CHP Ankara İl Başkanlığındaki başarısı bu dönem Meclis'e girmesini sağlamış. Son zamanda sürekli ve dikkatle Türban konusunda açıklamalar yapıyor. Laik Cumhuriyete sahip çıkan demeçler veriyor. Meydanı boş bulan AKP'nin karşısında şimdilik direnen "kişilerden biri" olarak kabul ediliyor... Okay, son destekten sonra MHP'nin adının değişmesi gerektiğini de savunuyor. MHP adı artık "Ümmet Partisidir." diyor. Engin hukuk bilgisine dayanarak bazı açıklamalarda bulunuyor.

"AKP'nin yapmaya çalıştığı Anayasa değişiklikleri, bırakın AİHM de alınan uluslararası kararları, bugünkü anayasamıza da aykırı." Hakkı Süha Okay, şayet bu değişiklikler gerçekleşirse, CHP olarak Anayasa Mahkemesi'ne başvuracaklarını söylüyor... Okay, Anayasa Mahkemesinin 1989 ve 1991 tarihlerinde vermiş olduğu "Laiklik, Türban ve kamu" ile ilişkili kararlarının, yapılmak istenen değişikliklere müsaade etmeyeceğini düşünüyor.

Ayrıca bu değişiklikler, içerik yönünden olduğu kadar şekil açısından da anayasaya aykırı olduğunu belirtiyor. Ve ekliyor; Anayasa, her ne kadar madde değişikliklerine izin verse de "değiştirilmez maddelerinin" korunması açısından bazı teminatlara da sahip. Bu güvenceler varken, "dolaylı olarak değiştirilemez" olan maddeleri "by pass" edecek önerilere müsaade edilemez...

•••
Anayasa değişikliği ile Türkiye çok zor ve tehlikeli bir serüvene sürükleniyor. Bu aşamada "Demokrasiyi özümseyenler", siyasi partilerden, STÖ ve kanaat önderlerinden çok şey bekliyor. Meclis'te "Umut duyulan" partilerden biri de CHP.

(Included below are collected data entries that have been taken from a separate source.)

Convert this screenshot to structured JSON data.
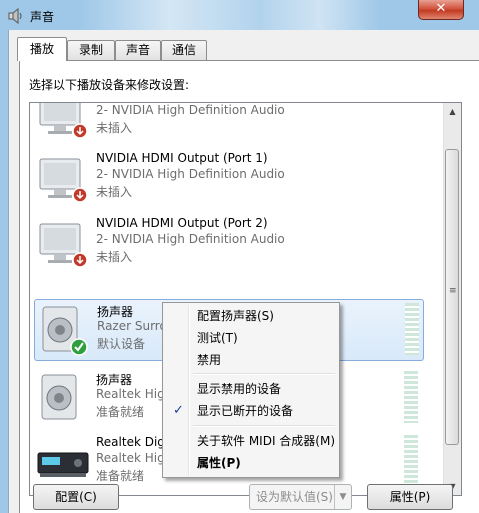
{
  "window": {
    "title": "声音",
    "close_glyph": "✕"
  },
  "tabs": [
    {
      "label": "播放",
      "active": true
    },
    {
      "label": "录制",
      "active": false
    },
    {
      "label": "声音",
      "active": false
    },
    {
      "label": "通信",
      "active": false
    }
  ],
  "instruction": "选择以下播放设备来修改设置:",
  "devices": [
    {
      "icon": "monitor-icon",
      "badge": "disconnected-badge-icon",
      "name": "",
      "sub": "2- NVIDIA High Definition Audio",
      "status": "未插入"
    },
    {
      "icon": "monitor-icon",
      "badge": "disconnected-badge-icon",
      "name": "NVIDIA HDMI Output (Port 1)",
      "sub": "2- NVIDIA High Definition Audio",
      "status": "未插入"
    },
    {
      "icon": "monitor-icon",
      "badge": "disconnected-badge-icon",
      "name": "NVIDIA HDMI Output (Port 2)",
      "sub": "2- NVIDIA High Definition Audio",
      "status": "未插入"
    },
    {
      "icon": "speaker-icon",
      "badge": "default-check-badge-icon",
      "name": "扬声器",
      "sub": "Razer Surround Audio Controller",
      "status": "默认设备",
      "selected": true
    },
    {
      "icon": "speaker-icon",
      "badge": "",
      "name": "扬声器",
      "sub": "Realtek High Definition Audio",
      "status": "准备就绪"
    },
    {
      "icon": "digital-output-icon",
      "badge": "",
      "name": "Realtek Digital Output",
      "sub": "Realtek High Definition Audio",
      "status": "准备就绪"
    }
  ],
  "context_menu": {
    "items": [
      {
        "label": "配置扬声器(S)"
      },
      {
        "label": "测试(T)"
      },
      {
        "label": "禁用"
      },
      {
        "label": "显示禁用的设备"
      },
      {
        "label": "显示已断开的设备",
        "checked": true,
        "check_glyph": "✓"
      },
      {
        "label": "关于软件 MIDI 合成器(M)"
      },
      {
        "label": "属性(P)",
        "bold": true
      }
    ]
  },
  "buttons": {
    "configure": "配置(C)",
    "set_default": "设为默认值(S)",
    "set_default_arrow": "▼",
    "properties": "属性(P)"
  },
  "scrollbar": {
    "up": "▲",
    "down": "▼",
    "grip": "≡"
  }
}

CHP'nin söyleyeceği sözler, göstereceği direnç.uygulayacağı eylem planı çok önem taşıyor. CHP'li milletvekilleri bir gerçeğin bilincinde olmalı!. Sadece, Meclis'te "atılan nutuklarla" durum geçiştirilemez. Şimdi halka gitme zamanı. Şimdi eylem zamanı!.. Toplumsal muhalefet kendine "siyasi bir öncü" arıyor!.